Vandana Shiva
Deepak Kumar Rath
THE Patents (Amendment) Act, ratified by parliament is not pro-people, asserted Smt Vandana Shiva, Director of Research Foundation for Science, Technology and Ecology, in a press conference held at New Delhi. According to her, "It is an Act to by-pass the patent system to grant Exclusive Marketing Rights (EMRs) as statutory rights to the pharmaceutical and agri-chemical corporations which hold product patent in any country outside India."
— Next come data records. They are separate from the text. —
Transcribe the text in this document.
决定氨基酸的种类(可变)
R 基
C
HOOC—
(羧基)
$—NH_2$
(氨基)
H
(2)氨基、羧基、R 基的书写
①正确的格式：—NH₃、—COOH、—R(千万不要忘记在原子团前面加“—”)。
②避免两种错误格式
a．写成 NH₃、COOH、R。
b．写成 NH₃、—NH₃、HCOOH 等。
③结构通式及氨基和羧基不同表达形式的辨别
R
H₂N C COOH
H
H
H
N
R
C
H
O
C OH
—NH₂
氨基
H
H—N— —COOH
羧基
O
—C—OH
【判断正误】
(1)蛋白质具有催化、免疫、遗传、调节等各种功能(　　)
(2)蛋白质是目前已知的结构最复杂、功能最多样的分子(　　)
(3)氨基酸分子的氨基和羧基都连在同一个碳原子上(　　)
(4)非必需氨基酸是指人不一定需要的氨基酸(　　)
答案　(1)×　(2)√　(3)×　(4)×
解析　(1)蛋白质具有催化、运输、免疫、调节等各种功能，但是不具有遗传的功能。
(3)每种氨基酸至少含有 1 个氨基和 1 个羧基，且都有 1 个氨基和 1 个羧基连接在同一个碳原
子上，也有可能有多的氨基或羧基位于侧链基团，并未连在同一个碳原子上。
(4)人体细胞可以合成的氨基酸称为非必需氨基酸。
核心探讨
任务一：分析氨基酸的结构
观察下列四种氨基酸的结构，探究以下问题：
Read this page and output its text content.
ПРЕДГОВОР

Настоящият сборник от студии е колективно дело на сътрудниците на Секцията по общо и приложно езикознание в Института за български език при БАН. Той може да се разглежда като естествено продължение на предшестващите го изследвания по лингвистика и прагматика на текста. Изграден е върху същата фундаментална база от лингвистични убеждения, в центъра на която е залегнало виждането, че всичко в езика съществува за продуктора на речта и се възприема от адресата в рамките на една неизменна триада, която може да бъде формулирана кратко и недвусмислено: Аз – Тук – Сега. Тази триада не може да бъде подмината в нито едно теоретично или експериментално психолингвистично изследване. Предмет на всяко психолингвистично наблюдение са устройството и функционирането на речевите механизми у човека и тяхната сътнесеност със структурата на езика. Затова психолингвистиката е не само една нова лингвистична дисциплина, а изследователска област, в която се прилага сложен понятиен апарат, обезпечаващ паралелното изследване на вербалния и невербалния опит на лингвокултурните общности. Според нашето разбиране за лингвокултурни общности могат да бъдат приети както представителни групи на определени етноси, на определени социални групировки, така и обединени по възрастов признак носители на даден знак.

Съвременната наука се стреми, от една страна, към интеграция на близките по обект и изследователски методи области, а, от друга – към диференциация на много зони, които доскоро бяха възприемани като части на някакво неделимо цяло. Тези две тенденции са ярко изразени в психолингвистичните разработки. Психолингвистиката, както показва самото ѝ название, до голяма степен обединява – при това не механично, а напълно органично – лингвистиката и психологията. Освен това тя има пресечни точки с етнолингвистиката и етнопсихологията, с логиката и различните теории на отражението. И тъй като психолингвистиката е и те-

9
Smt Shiva opined that the Patents (Amendment) Act is not an implementation of Trade-Related Intellectual Property Rights(TRIPS) because it has failed to introduce amendments that would exclude patents that harm the environment, public health, livelihood and public morality.
Patents (Amendment) Act is nothing but the granting of irresponsible and absolute corporate monopolies in vital areas of food and medicine. Exclusive Marketing Rights (EMRs) in agrichemicals and drugs are direct assult on the right to food and right to health which are protected in the Indian constitution through the right of life, she added.
Smt Shiva accused the Government on misleading the nation on EMR issue. First the Government, has let the people wrongly believe that granting EMRs to corporations is a WTO obligation. However, the Government does not need to grant EMRs under WTO rules and the country can adopt the preferable route of framing the patent laws, she said. Smt Shiva alleged that pressure in this case has not come from the WTO but from US and European Corporations.
Contrary to the Government's opinion that the EMRs would help Scientific Research in India Smt Shiva pointed out that since the EMR Ordinance is for exclusive rights for marketing in India on the basis of foreign patents, and since it bypasses patent laws, Indian reasearch and development will not be protected or enhanced. "In fact the R&D budgets would shrink and exclusive monopolies would harm the economy", She warned.
The Government has propagated that the products for which the EMRs are granted will only arrive in the market after 2003 since it takes approximately eight years for product development and commercialization and EMRs will only be given to patents granted in another country after 1995. However, a letter, written to the European Commission by the Glaxo Well-comes Manger of Global Intellectual Property, reveals that the MNCs are ready to market their products from this year itself.
On the basis of bio-piracy based patent applications in India and patents granted in other country after 1995, a corporation can claim exclusive marketing monopoly on formulations based on ginger, peper, arhar, amla etc. with just minor modifications in the methods of extraction and processing. "Unfortunately the present Patents Amendement Bill allows such trivial and obvious modifications to be counted as inventions," Smt Vandana added. Since 70 per cent of the Indian health care is provided by herbal medicines, EMRs based on biopiracy will immediately deprieve the poorer of the two-third of India of their right to health care.
To counter the bio-piracy mafia, we will have a patent literacy campaign and EMRs campaign so that people become aware of the problems they are going to face, added Smt Shiva.